How do I find files and total their sizes?

I'd like to find a series of files (based on a wildcard expression) and total their disk usage.

Something like this:

$ find . -name 'flibble*' -ctime +90 -exec du -sh {} \;

2.1G    ./flibble_116.log
2.1G    ./flibble_83.log
2.1G    ./flibble_211040_157.log
2.1G    ./flibble3747_51.log

This work. But it doesn't produce the result I'm looking for. It lists the space used by each file, as find is iterating through them.

What I want is the total du for all of the files found.


Solution

By supplying the option -c (or --total) to du(1), you can instruct it to produce a grand total. If your implementation of du(1) supports either of these options, you can achieve the desired effect using the following command:

$ find . -name 'flibble*' -ctime +90 -exec du -shc {} +

EDIT: Note that if the number of files exceeds the maximum number of parameters permitted by your system, find may still execute command multiple times. Some implementations of du(1) also support reading the filenames from a file, which does not suffer from the mentioned limitation:

$ find -name 'flibble*' -ctime +90 -print0 > filenames
$ du -shc --files0-from=filenames

Explanation

The difference between the semantics of -exec command {} \; and -exec command {} + is the following:

  • command {} \; executes command once for each result of find. The pathname of the result is passed instead of {}.

    $ touch 1 2 3
    $ find  1 2 3 -maxdepth 0 -exec echo {} \;
    1
    2
    3
    
  • command {} + executes command, when all the results have been retrieved. The pathnames of the results are passed instead of {}.

    $ touch 1 2 3
    $ find  1 2 3 -maxdepth 0 -exec echo {} +
    1 2 3
    

The -print0 option causes find(1) to print the found filenames to the standard output separated by the null character, and the --files0-from option caused du(1) to read the null-separated filenames. Unlike the new line character, the null character may not appear in a filename, so the output is unambiguous.

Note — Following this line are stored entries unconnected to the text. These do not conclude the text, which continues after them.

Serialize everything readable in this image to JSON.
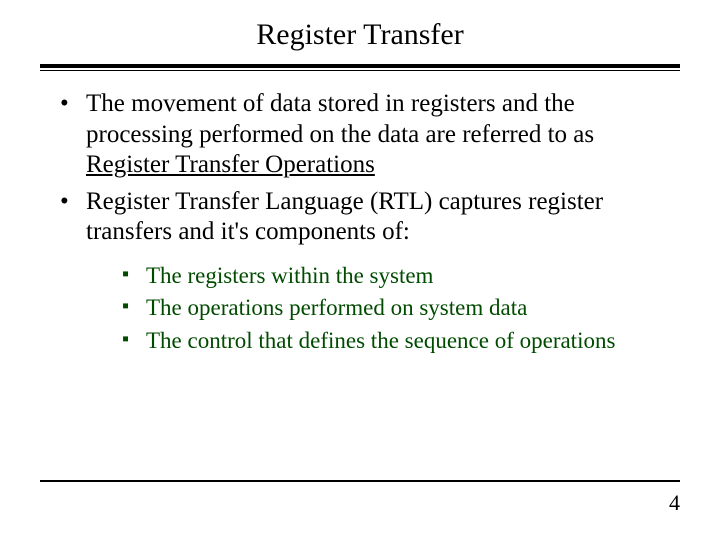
{
  "title": "Register Transfer",
  "bullets": {
    "b1_pre": "The movement of data stored in registers and the processing performed on the data are referred to as ",
    "b1_u": "Register Transfer Operations",
    "b2": "Register Transfer Language (RTL) captures register transfers and it's components of:"
  },
  "sub": {
    "s1": "The registers within the system",
    "s2": "The operations performed on system data",
    "s3": "The control that defines the sequence of operations"
  },
  "page": "4"
}
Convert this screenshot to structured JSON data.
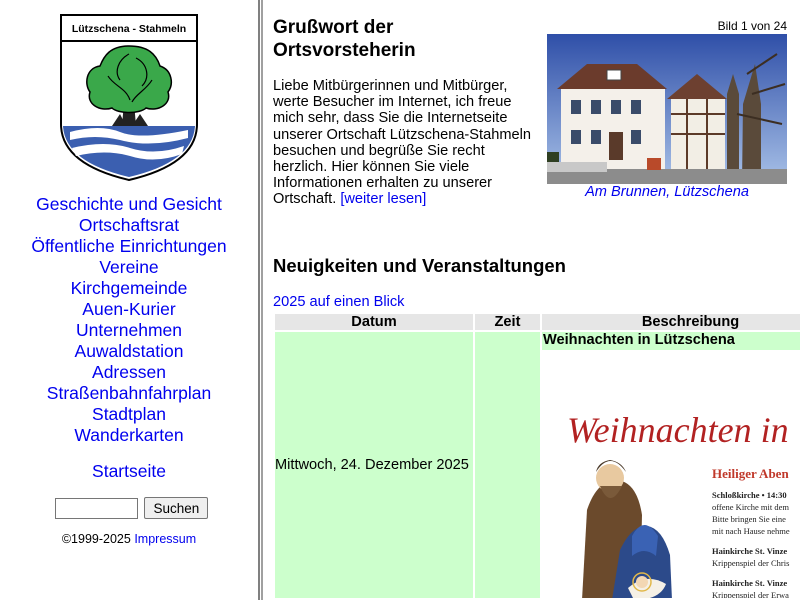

To learn more about the options of du(1) and find(1), you should consult the respective manpages:

$ man du
$ man find

Try this:

du -c `find . -name 'flibble*' -ctime +90` | tail -1

The original command is giving du one argument, then executing it, until it goes through all the arguments. This way, you simply are giving it all the arguments at once, then cutting off the separate sizes, and leaving only the total. You can remove the pipe and tail to show the size of each file if you'd like.


You can try this:

find . -name 'flibble*' -ctime +90 -exec du -ch {} + | grep total

I would have find itself print out the size, and use another tool to calculate the total:

find . -name 'flibble*' -ctime +90 -printf "%s\n" |
perl -lnE '$sum += $_} END {say $sum'

If you also want to see the filenames:

find . -name 'flibble*' -ctime +90 -printf "%s\t%p\n" |
perl -apE '$sum += $F[0]} END {say $sum'